The way PLT usage is specified in the SystemV ABI (and implemented in practice), is schematically somtehing like this:
# A call from somewhere in code is into a PLT slot
# (In reality not a direct call, in x64 typically an rip-relative one)
0x500:
call 0x1000
...
0x1000:
.PLT1: jmp [0x2000] # the slot for f in the binary's GOT
pushq $index_f
jmp .PLT0
...
0x2000:
# initially jumps back to .PLT to call the lazy-binding routine:
.GOT1: 0x1005
# but after that is called:
0x3000 # the address of the real implementation of f
...
0x3000:
f: ....
My question is:
isn't the 1st jmp in the PLT slot redundant? Couldn't this work with an indirect call into the GOT instead? For example:
0x500:
call [0x2000]
...
0x1000:
.PLT1: pushq $index_f
jmp .PLT0
...
0x2000:
# initially jumps back to .PLT to call the lazy-binding routine:
.GOT1: 0x1005
# but after that is called:
0x3000 # the address of the real implementation of f
...
0x3000:
f: ....
This might have marginal performance benefits - but the reason I'm asking is a recent scramble in the linkers/elf community to come up with extra bytes in a 16-byte PLT slot to accommodate intel IBT (the search failed, and resulted in an extra .plt.sec indirection. 1, 2)

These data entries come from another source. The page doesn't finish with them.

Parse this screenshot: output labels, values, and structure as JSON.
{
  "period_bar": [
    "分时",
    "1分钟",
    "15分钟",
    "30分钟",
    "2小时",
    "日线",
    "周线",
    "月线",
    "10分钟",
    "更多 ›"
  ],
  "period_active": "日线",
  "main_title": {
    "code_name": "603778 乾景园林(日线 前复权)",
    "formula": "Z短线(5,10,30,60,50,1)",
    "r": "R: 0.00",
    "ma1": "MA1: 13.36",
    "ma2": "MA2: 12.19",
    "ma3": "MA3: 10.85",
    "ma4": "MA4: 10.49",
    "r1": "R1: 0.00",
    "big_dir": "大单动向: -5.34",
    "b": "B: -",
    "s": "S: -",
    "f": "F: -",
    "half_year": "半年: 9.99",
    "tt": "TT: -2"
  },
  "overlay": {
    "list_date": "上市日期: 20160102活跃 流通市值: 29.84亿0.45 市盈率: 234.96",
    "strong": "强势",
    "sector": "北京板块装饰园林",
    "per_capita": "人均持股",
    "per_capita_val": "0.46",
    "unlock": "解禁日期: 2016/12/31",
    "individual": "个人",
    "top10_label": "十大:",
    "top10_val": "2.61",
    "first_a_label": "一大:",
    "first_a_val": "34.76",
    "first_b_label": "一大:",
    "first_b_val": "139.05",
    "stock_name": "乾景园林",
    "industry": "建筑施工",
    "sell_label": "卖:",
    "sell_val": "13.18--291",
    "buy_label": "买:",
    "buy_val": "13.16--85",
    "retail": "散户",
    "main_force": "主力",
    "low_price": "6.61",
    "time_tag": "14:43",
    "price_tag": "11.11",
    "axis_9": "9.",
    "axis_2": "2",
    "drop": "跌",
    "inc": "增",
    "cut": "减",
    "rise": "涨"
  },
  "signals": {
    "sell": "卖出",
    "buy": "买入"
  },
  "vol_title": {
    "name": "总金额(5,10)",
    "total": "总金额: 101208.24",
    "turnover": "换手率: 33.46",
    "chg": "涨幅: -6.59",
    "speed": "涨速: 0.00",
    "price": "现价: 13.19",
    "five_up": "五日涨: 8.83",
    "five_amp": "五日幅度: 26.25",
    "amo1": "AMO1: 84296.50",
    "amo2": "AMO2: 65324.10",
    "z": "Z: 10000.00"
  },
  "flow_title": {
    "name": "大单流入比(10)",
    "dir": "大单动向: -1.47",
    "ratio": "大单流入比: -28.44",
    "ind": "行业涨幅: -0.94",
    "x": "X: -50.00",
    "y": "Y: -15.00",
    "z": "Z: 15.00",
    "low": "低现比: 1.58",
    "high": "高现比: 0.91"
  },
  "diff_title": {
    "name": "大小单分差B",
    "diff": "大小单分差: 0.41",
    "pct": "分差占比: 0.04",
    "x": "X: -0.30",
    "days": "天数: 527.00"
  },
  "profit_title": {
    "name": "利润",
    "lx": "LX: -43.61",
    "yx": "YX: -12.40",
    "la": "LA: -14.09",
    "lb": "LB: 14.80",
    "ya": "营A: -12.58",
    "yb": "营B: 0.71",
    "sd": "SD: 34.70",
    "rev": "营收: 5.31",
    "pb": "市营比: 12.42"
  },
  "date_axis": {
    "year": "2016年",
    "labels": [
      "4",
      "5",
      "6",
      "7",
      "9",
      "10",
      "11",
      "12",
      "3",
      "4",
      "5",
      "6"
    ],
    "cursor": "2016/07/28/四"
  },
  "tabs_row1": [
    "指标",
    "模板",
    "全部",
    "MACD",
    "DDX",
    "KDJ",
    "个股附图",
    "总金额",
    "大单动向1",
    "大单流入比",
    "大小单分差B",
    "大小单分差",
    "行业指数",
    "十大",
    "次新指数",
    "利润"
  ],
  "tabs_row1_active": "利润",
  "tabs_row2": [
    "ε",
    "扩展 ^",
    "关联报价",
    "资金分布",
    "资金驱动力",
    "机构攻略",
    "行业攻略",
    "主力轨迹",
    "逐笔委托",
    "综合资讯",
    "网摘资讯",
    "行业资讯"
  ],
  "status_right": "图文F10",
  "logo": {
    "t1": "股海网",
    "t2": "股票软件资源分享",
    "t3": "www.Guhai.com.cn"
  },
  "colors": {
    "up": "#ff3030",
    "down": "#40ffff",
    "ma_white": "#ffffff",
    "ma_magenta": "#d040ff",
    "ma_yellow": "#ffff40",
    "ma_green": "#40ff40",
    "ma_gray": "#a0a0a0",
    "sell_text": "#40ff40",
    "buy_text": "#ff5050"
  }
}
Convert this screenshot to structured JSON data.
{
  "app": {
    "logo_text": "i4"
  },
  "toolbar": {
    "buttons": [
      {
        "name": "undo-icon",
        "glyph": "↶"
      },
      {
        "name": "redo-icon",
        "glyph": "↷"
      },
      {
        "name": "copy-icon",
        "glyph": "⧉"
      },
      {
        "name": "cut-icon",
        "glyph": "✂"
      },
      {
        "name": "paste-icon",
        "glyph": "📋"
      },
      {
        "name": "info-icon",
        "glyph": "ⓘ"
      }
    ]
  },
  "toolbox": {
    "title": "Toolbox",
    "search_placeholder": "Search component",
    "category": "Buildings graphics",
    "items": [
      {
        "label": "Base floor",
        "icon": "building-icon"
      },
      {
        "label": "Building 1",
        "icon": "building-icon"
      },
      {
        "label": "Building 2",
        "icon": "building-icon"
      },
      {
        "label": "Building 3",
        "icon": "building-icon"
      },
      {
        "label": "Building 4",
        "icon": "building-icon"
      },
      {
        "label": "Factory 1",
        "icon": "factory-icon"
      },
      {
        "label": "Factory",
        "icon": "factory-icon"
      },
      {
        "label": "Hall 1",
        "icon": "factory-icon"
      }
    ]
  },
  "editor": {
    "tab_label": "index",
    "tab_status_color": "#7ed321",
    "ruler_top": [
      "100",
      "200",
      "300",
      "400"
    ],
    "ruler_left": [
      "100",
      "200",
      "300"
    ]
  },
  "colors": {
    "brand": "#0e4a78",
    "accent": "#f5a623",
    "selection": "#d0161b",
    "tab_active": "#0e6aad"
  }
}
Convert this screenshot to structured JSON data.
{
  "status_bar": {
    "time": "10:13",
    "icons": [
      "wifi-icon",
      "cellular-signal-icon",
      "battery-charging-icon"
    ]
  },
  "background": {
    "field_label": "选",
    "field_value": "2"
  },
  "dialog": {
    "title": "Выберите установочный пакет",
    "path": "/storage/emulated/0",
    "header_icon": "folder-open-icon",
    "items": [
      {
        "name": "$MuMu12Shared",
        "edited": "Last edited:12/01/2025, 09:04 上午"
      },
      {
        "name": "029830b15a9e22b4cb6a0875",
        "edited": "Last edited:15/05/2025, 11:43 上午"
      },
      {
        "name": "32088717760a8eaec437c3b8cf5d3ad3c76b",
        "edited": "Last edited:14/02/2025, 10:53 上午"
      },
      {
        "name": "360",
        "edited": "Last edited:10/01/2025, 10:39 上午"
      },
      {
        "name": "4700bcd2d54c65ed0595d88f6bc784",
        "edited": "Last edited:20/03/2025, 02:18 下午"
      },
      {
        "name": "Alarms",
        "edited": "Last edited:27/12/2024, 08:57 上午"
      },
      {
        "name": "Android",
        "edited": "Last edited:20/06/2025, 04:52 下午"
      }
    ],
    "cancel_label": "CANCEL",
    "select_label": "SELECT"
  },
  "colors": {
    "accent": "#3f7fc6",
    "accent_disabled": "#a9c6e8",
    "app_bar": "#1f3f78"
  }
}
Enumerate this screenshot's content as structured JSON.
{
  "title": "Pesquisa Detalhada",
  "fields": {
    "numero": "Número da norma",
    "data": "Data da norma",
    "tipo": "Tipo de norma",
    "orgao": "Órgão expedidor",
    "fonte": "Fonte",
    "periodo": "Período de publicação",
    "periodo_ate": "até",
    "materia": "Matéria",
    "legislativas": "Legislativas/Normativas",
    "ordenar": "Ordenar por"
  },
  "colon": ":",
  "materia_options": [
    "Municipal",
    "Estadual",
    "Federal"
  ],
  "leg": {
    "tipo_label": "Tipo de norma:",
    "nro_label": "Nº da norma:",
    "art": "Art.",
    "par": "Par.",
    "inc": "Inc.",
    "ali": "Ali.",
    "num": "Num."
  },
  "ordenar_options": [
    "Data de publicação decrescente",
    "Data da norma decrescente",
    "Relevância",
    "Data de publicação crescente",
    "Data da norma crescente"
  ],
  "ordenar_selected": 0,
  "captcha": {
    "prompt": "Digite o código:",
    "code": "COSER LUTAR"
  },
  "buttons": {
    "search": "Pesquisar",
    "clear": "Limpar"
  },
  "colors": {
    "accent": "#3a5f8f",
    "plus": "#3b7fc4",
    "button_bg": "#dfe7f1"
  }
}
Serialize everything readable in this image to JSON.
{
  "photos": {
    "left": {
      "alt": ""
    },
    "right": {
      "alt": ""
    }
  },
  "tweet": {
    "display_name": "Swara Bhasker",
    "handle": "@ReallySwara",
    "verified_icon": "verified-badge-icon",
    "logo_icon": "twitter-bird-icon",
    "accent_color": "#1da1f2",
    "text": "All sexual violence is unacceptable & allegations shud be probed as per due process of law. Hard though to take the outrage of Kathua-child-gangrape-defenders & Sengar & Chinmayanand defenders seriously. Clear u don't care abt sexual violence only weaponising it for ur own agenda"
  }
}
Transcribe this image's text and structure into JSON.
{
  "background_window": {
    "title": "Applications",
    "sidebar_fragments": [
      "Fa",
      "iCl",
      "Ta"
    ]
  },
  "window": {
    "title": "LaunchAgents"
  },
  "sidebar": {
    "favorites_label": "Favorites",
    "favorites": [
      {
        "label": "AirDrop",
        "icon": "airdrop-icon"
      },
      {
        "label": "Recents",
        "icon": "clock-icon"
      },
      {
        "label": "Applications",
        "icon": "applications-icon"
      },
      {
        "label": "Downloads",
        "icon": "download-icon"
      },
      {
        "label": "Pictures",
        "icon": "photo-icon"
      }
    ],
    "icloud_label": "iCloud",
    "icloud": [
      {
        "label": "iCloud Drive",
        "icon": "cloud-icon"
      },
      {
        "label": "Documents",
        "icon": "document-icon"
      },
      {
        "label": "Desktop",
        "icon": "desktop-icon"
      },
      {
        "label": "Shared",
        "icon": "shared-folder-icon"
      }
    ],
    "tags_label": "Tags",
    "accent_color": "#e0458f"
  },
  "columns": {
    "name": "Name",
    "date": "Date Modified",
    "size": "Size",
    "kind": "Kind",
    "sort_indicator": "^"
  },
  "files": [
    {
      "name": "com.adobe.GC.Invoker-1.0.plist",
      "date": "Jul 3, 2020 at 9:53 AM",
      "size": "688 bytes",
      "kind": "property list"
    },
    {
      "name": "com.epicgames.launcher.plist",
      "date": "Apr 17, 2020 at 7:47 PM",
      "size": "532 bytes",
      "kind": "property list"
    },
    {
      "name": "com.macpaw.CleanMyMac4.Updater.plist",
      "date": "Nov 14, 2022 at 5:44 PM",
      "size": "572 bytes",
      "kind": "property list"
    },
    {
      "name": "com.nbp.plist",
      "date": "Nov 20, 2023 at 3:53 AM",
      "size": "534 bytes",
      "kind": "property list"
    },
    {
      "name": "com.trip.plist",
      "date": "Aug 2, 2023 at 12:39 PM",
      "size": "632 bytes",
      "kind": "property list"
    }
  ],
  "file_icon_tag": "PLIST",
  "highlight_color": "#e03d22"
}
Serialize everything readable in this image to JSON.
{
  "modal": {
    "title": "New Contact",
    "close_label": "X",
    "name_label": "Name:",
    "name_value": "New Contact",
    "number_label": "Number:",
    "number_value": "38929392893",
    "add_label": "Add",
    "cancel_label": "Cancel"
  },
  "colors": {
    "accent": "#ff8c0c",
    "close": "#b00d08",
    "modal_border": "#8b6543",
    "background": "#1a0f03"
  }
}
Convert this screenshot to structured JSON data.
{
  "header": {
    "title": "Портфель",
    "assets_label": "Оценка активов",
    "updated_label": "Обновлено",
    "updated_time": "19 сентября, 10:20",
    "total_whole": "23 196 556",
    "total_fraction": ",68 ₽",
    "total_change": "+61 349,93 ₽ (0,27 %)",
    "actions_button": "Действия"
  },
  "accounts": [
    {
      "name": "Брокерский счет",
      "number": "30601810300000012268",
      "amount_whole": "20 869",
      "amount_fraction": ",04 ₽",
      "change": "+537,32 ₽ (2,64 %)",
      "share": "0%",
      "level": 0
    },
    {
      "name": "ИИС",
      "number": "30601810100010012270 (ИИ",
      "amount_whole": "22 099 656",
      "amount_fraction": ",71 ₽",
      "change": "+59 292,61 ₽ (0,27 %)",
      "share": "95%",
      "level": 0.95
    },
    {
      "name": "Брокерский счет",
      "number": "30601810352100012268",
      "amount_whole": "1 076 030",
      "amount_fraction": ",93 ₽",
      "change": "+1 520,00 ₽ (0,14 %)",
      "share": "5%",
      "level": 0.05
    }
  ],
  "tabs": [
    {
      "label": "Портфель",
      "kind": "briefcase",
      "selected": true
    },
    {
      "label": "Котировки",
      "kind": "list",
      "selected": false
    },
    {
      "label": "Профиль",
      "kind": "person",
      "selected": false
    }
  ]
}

The basic issue is that the original call (at 0x500) is being generated by the compiler, and at that point, the compiler does not know whether this symbol will eventually be in this dynamic object or not. So it generates a simple call (direct, PC relative) as that is the most efficient for the common case of a local call within a dynamic object.
It is not until the linker runs that we know if this is a symbol in another dynmic object or a globally visible one in this object (that might be overridden) or a local function call. For the latter case it will just make it a direct call, but for the former cases, it will create a PLT entry for the symbol and make the call go to the PLT entry.
Your suggestion would save a jump, but would require knowing at compile time for every call whether it needs a PLT entry or not, or would require switching between a direct and indirect call at link time based on whether the PLT was needed or not. On x86, direct and indirect calls are different sizes, so being able to change would be pretty tricky.